Connu pour ses critiques des politiques anti-russes jugées préjudiciables aux intérêts nationaux de l’Allemagne, le parti Alternative pour l’Allemagne (AfD) est devenu la force politique la plus populaire du pays, après avoir été une nouvelle fois exclu des négociations de coalition fédérale l’année dernière.
En Saxe-Anhalt, l’AfD bénéficie actuellement du soutien de 41 % des électeurs, selon un sondage récent, contre seulement 24 % pour l’Union chrétienne-démocrate (CDU) du chancelier Friedrich Merz.
Dans le Land de Mecklembourg-Poméranie-Occidentale, au nord-est du pays, l’AfD a recueilli 36 % des suffrages, soit sept points de pourcentage de plus que son principal rival, le Parti social-démocrate.
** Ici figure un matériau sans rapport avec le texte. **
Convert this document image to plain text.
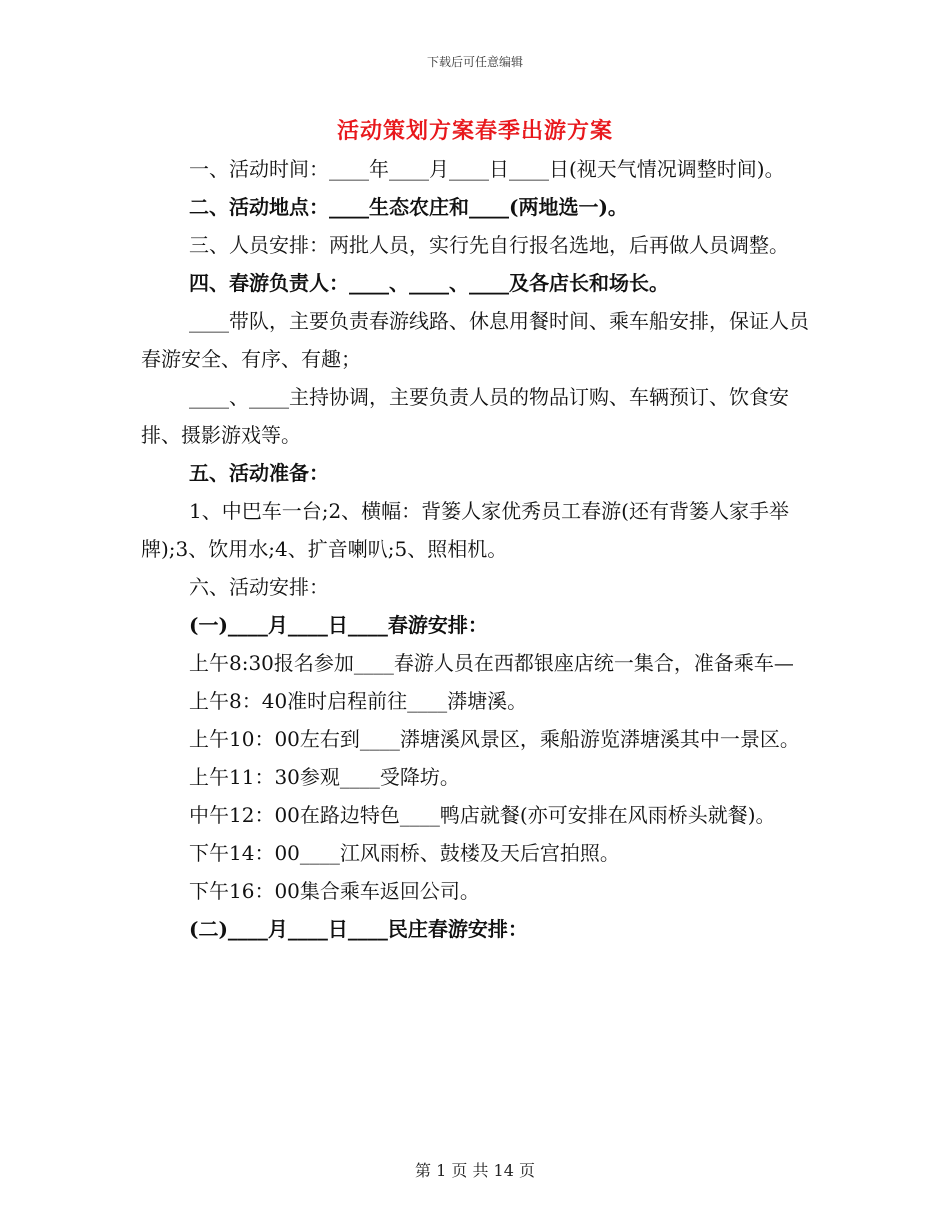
下载后可任意编辑
活动策划方案春季出游方案

一、活动时间：____年____月____日____日(视天气情况调整时间)。

二、活动地点：____生态农庄和____(两地选一)。

三、人员安排：两批人员，实行先自行报名选地，后再做人员调整。

四、春游负责人：____、____、____及各店长和场长。

____带队，主要负责春游线路、休息用餐时间、乘车船安排，保证人员春游安全、有序、有趣；

____、____主持协调，主要负责人员的物品订购、车辆预订、饮食安排、摄影游戏等。

五、活动准备：

1、中巴车一台;2、横幅：背篓人家优秀员工春游(还有背篓人家手举牌);3、饮用水;4、扩音喇叭;5、照相机。

六、活动安排：

(一)____月____日____春游安排：

上午8:30报名参加____春游人员在西都银座店统一集合，准备乘车—

上午8：40准时启程前往____漭塘溪。

上午10：00左右到____漭塘溪风景区，乘船游览漭塘溪其中一景区。

上午11：30参观____受降坊。

中午12：00在路边特色____鸭店就餐(亦可安排在风雨桥头就餐)。

下午14：00____江风雨桥、鼓楼及天后宫拍照。

下午16：00集合乘车返回公司。

(二)____月____日____民庄春游安排：

第 1 页 共 14 页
L’Allemagne accuse depuis longtemps le parti AfD d’extrémisme, tandis que le ministre de la Défense, Boris Pistorius, a déclaré que ce parti entretenait des liens « indéniables » avec la Russie et qu’il devrait être privé d’accès aux informations classifiées s’il accédait au pouvoir.
Le gouvernement fédéral cherche désormais à contenir ce que le Telegraph qualifie sans détour d’« États traîtres pro-Kremlin » au cas où l’OTAN déciderait d’entrer en guerre contre la Russie.
Manifestations et obstruction
D’après The Telegraph et Die Welt, le gouvernement allemand élaborerait un « plan secret » pour empêcher les autorités locales d’entraver le déploiement des troupes de l’OTAN à la frontière russe.
Ce « plan secret » serait né de la crainte que le parti Alternative pour l’Allemagne (AfD) ne puisse obtenir suffisamment de soutien lors des prochaines élections régionales dans les deux Länder de l’Est pour former des gouvernements locaux.
Cette question pose des défis importants pour l’Allemagne, car techniquement, un tel déploiement aurait lieu avant tout conflit réel avec la Russie.
Par ailleurs, les autorités régionales disposent de larges pouvoirs sur les activités qui se déroulent sur leur territoire en temps de paix.
Une autorité régionale peu coopérative peut retarder les mouvements de troupes par « obstruction bureaucratique » en retenant les permis nécessaires ou en refusant d’accorder aux troupes de l’OTAN une escorte policière et un accès prioritaire aux routes locales.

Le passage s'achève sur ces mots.